Ernest Lessieux, à l’instar de tout artiste, a su couronner la matière brute et inorganisée de la création qui se proposait à lui. Il a fait de son regard et de son œuvre les témoignages d’un dieu autoproclamé en la personne de l’artiste. Dès lors, le peintre s’est fait prophète, et son œuvre évangélique.
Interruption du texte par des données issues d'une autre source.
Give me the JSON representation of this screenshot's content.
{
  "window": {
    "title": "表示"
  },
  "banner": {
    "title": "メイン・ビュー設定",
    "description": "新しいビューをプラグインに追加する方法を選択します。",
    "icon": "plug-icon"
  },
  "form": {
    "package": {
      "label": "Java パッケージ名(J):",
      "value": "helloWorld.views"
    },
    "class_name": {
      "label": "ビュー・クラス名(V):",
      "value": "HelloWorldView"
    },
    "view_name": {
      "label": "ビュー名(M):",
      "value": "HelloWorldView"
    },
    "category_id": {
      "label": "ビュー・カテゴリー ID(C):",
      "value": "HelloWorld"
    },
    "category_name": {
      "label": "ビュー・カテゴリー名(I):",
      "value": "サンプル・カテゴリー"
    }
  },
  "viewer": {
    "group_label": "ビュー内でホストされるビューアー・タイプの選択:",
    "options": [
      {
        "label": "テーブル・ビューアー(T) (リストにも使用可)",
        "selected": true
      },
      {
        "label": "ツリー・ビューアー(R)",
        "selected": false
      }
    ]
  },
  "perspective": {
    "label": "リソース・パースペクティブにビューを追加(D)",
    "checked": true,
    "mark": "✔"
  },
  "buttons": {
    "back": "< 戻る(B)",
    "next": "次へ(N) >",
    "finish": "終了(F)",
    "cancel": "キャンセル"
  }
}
Il nous invite à nous constituer le dieu de notre propre univers « [...] dans la contemplation, la réflexion et la conduite conforme à la nature [2]. » nous dit Épictète.

Que notre vie dès lors, par notre regard, devienne véritablement une œuvre toute de beauté et d’émotion et la Création sera à même de s’achever en chacun d’entre nous.

Car si le corps, nous dit encore Épictète, est ce qui nous est commun avec tous les animaux, la raison et la pensée sont les qualités qui nous rendent semblables aux dieux.

Sébastien Junca.

Exposition Ernest Louis LESSIEUX au Musée des Beaux-Arts - Palais Carnolès de Menton.

Photos de l'exposition Ernest Louis LESSIEUX au Palais Carnolès.



[1]    Épictète, Entretiens, I, VI, De la Providence, (3), Éditions Gallimard, coll. « Bibliothèque de la Pléiade », 1962, p. 820.

[2]    Épictète, Entretiens, I, VI, De la Providence, (21), Éditions Gallimard, coll. « Bibliothèque de la Pléiade », 1962, p. 822.